Cell transplantation, or cellular cardiomyoplasty, has shown therapeutic promise for repair of myocardial infarcts and improvement of cardiac function. Experimental studies have evaluated the efficacy of transplanted cardiomyocytes, skeletal myoblasts, and, more recently, adult and embryonic stem cells, to replace injured myocardium with viable tissue to improve cardiac function following myocardial infarction. Previous studies in the Murry Lab focused on injecting skeletal myoblasts into the injured heart due to their resistance to ischemia and improved cell survival compared with cardiomyocytes. Skeletal myoblasts can be obtained autologously from muscle biopsies, thus eliminating immune rejection concerns, however, they are also susceptible to cell death, possess limited proliferative capacity in the infarcted heart, and grafts are isolated from host myocardium due to encapsulation within scar tissue. To increase skeletal muscle graft size, viability, and interaction with host myocardium, we developed a method to selectively expand grafted myoblasts in situ.

Although treatment with the skeletal myoblast mitogen basic fibroblast growth factor (bFGF) may be envisioned as a means of stimulating grafted myoblast expansion, its use in vivo is confounded by its proliferative effect on fibroblasts, which can lead to exaggerated fibrosis in infarcted myocardium. To circumvent this limitation, we designed a system in which the intracellular domain of the fibroblast growth factor receptor (FGFR-1) is fused with a drug binding protein (F36V), followed by expression of this chimeric receptor (F36Vfgfr-1) in the target cell type. Treatment with a bivalent drug (AP20187, ARIAD Pharmaceuticals) results in chemically induced dimerization of the drug binding protein domains, with concomitant activation of the receptor signaling domains (See Figure 1). In a bFGF-dependent murine myoblast line, MM14, the effects of signaling through FGFR-1, including stimulation of proliferation, inhibition of differentiation, and phosphorylation of extracellular regulated kinase (ERK), were activated in the absence of bFGF in cells expressing the F36Vfgfr-1 chimera (Whitney et al., 2001).

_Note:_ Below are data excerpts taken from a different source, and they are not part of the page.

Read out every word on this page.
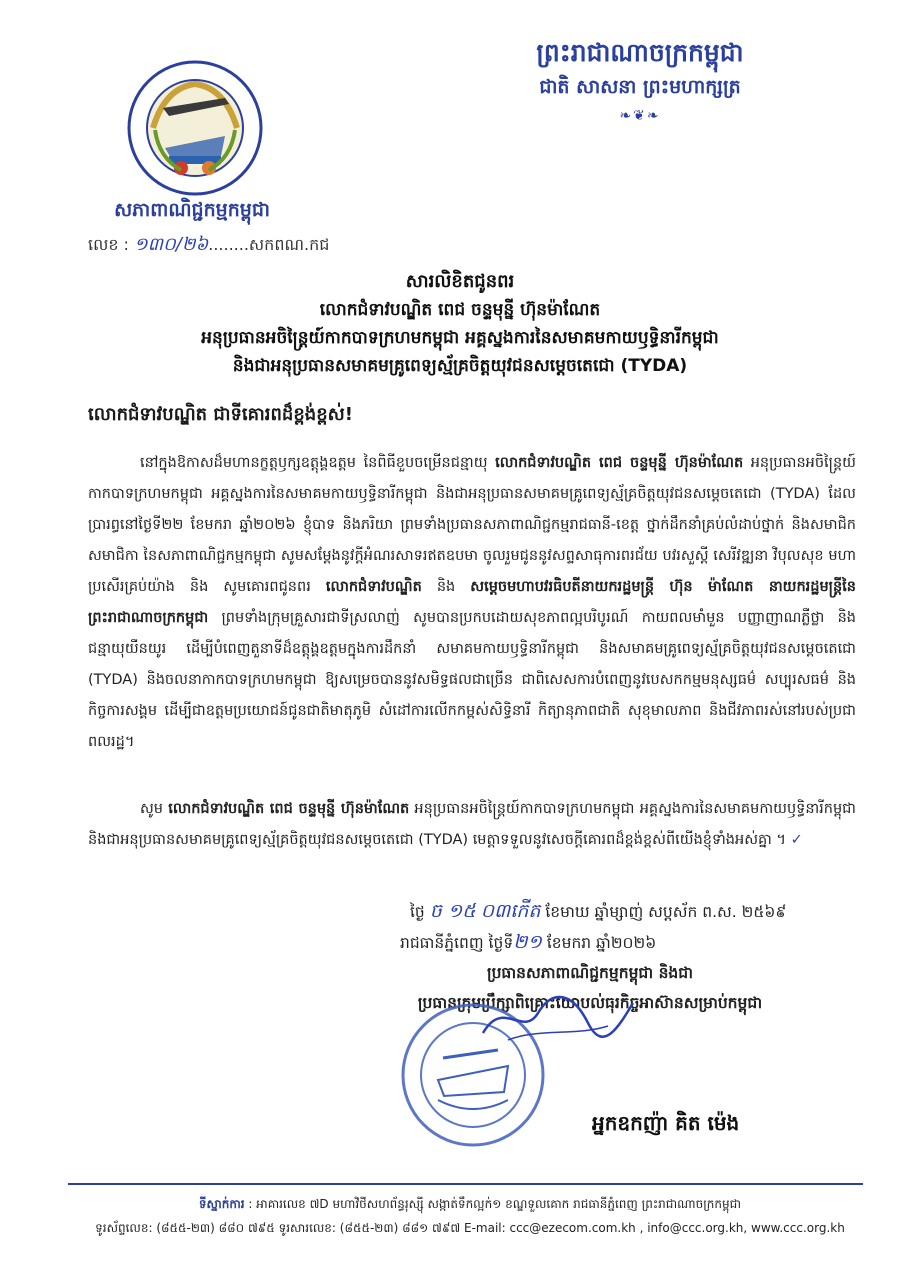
ព្រះរាជាណាចក្រកម្ពុជា
ជាតិ សាសនា ព្រះមហាក្សត្រ
❧❦❧
សភាពាណិជ្ជកម្មកម្ពុជា
លេខ : ១៣០/២៦........សកពណ.កជ
សារលិខិតជូនពរ
លោកជំទាវបណ្ឌិត ពេជ ចន្ទមុន្នី ហ៊ុនម៉ាណែត
អនុប្រធានអចិន្ត្រៃយ៍កាកបាទក្រហមកម្ពុជា អគ្គស្នងការនៃសមាគមកាយឫទ្ធិនារីកម្ពុជា
និងជាអនុប្រធានសមាគមគ្រូពេទ្យស្ម័គ្រចិត្តយុវជនសម្តេចតេជោ (TYDA)
លោកជំទាវបណ្ឌិត ជាទីគោរពដ៏ខ្ពង់ខ្ពស់!
នៅក្នុងឱកាសដ៏មហានក្ខត្តឫក្សឧត្តុង្គឧត្តម នៃពិធីខួបចម្រើនជន្មាយុ លោកជំទាវបណ្ឌិត ពេជ ចន្ទមុន្នី ហ៊ុនម៉ាណែត អនុប្រធានអចិន្ត្រៃយ៍កាកបាទក្រហមកម្ពុជា អគ្គស្នងការនៃសមាគមកាយឫទ្ធិនារីកម្ពុជា និងជាអនុប្រធានសមាគមគ្រូពេទ្យស្ម័គ្រចិត្តយុវជនសម្តេចតេជោ (TYDA) ដែលប្រារព្ធនៅថ្ងៃទី២២ ខែមករា ឆ្នាំ២០២៦ ខ្ញុំបាទ និងភរិយា ព្រមទាំងប្រធានសភាពាណិជ្ជកម្មរាជធានី-ខេត្ត ថ្នាក់ដឹកនាំគ្រប់លំដាប់ថ្នាក់ និងសមាជិក សមាជិកា នៃសភាពាណិជ្ជកម្មកម្ពុជា សូមសម្តែងនូវក្តីអំណរសាទរឥតឧបមា ចូលរួមជូននូវសព្ទសាធុការពរជ័យ បវរសួស្តី សេរីវឌ្ឍនា វិបុលសុខ មហាប្រសើរគ្រប់យ៉ាង និង សូមគោរពជូនពរ លោកជំទាវបណ្ឌិត និង សម្តេចមហាបវរធិបតីនាយករដ្ឋមន្ត្រី ហ៊ុន ម៉ាណែត នាយករដ្ឋមន្ត្រីនៃព្រះរាជាណាចក្រកម្ពុជា ព្រមទាំងក្រុមគ្រួសារជាទីស្រលាញ់ សូមបានប្រកបដោយសុខភាពល្អបរិបូរណ៍ កាយពលមាំមួន បញ្ញាញាណភ្លឺថ្លា និងជន្មាយុយឺនយូរ ដើម្បីបំពេញតួនាទីដ៏ឧត្តុង្គឧត្តមក្នុងការដឹកនាំ សមាគមកាយឫទ្ធិនារីកម្ពុជា និងសមាគមគ្រូពេទ្យស្ម័គ្រចិត្តយុវជនសម្តេចតេជោ (TYDA) និងចលនាកាកបាទក្រហមកម្ពុជា ឱ្យសម្រេចបាននូវសមិទ្ធផលជាច្រើន ជាពិសេសការបំពេញនូវបេសកកម្មមនុស្សធម៌ សប្បុរសធម៌ និង កិច្ចការសង្គម ដើម្បីជាឧត្តមប្រយោជន៍ជូនជាតិមាតុភូមិ សំដៅការលើកកម្ពស់សិទ្ធិនារី កិត្យានុភាពជាតិ សុខុមាលភាព និងជីវភាពរស់នៅរបស់ប្រជាពលរដ្ឋ។
សូម លោកជំទាវបណ្ឌិត ពេជ ចន្ទមុន្នី ហ៊ុនម៉ាណែត អនុប្រធានអចិន្ត្រៃយ៍កាកបាទក្រហមកម្ពុជា អគ្គស្នងការនៃសមាគមកាយឫទ្ធិនារីកម្ពុជា និងជាអនុប្រធានសមាគមគ្រូពេទ្យស្ម័គ្រចិត្តយុវជនសម្តេចតេជោ (TYDA) មេត្តាទទួលនូវសេចក្តីគោរពដ៏ខ្ពង់ខ្ពស់ពីយើងខ្ញុំទាំងអស់គ្នា ។ ✓
ថ្ងៃ ច ១៥ ០៣កើត ខែមាឃ ឆ្នាំម្សាញ់ សប្តស័ក ព.ស. ២៥៦៩
រាជធានីភ្នំពេញ ថ្ងៃទី២១ ខែមករា ឆ្នាំ២០២៦
ប្រធានសភាពាណិជ្ជកម្មកម្ពុជា និងជា
ប្រធានក្រុមប្រឹក្សាពិគ្រោះយោបល់ធុរកិច្ចអាស៊ានសម្រាប់កម្ពុជា
អ្នកឧកញ៉ា គិត ម៉េង
ទីស្នាក់ការ : អាគារលេខ ៧D មហាវិថីសហព័ន្ធរុស្ស៊ី សង្កាត់ទឹកល្អក់១ ខណ្ឌទួលគោក រាជធានីភ្នំពេញ ព្រះរាជាណាចក្រកម្ពុជា
ទូរស័ព្ទលេខ: (៨៥៥-២៣) ៨៨០ ៧៩៥ ទូរសារលេខ: (៨៥៥-២៣) ៨៨១ ៧៩៧ E-mail: ccc@ezecom.com.kh , info@ccc.org.kh, www.ccc.org.kh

Ongoing studies of dimerizer-mediated myoblast proliferation will include evaluation of the effects of AP20187 on mouse and human primary myoblasts, as well as its in vivo effects on grafted myoblast proliferation and cardiac function in normal and infarcted hearts. In addition, the dimerizable FGFR-1 system is being adapted to endothelial cell proliferation for therapeutic angiogenesis and tissue engineering applications, as well as studies of FGFR-1 signaling in mouse embryonic stem (ES) cells to promote enrichment and expansion of ES-derived cell types, such as cardiomyocytes.

References - Chemical Inducers of Dimerization

Spencer, D.M., Wandless, T.J., Schreiber, S.L., Crabtree, G.R. (1993) Controlling signal transduction with synthetic ligands. Science 262, 1019-24.

Clackson, T., Yang, W., Rozamus, L.W., Hatada, M., Amara, J.F., Rollins, C.T., Stevenson, L.F., Magari, S.R., Wood, S.A., Courage, N.L., Lu, X., Cerasoli, F., Jr., Gilman, M., Holt, D.A. (1998) Redesigning an FKBP-ligand interface to generate chemical dimerizers with novel specificity. Proc Natl Acad Sci U S A 95, 10437-42.

Jin, L., Zeng, H., Chien, S., Otto, K.G., Richard, R.E., Emery, D.W., Blau, C.A. (2000) In vivo selection using a cell-growth switch. Nat Genet 26, 64-6.

Whitney, M.L., Otto, K.G., Blau, C.A., Reinecke, H., Murry, C.E. (2001) Control of myoblast proliferation with a synthetic ligand. J Biol Chem 276, 41191-6.

http://www.ariad.com/regulationkits

Figure 1. Schematic illustration of endogenous (left) and chimeric (right) FGFR-1 activation. Basic FGF binds to heparin sulfate proteoglycans (HSPG) at the cell surface to form multimeric complexes that present more than one molecule of bFGF to its receptor, FGFR-1. FGFR-1 binding to bFGF multimers (left) brings receptor molecules into proximity through dimerization, thereby allowing transphosphorylation by receptor tyrosine kinases, and activation of receptor signal transduction. Alternatively, chemically-induced dimerization (right) may be achieved by fusing the FGFR-1 cytoplasmic domain with a dimerizable drug binding domain, F36V. Treatment with the dimeric F36V ligand, AP20187, leads to dimerization of the chimeric receptor, F36Vfgfr-1, and activation of signal transduction, independent of bFGF binding.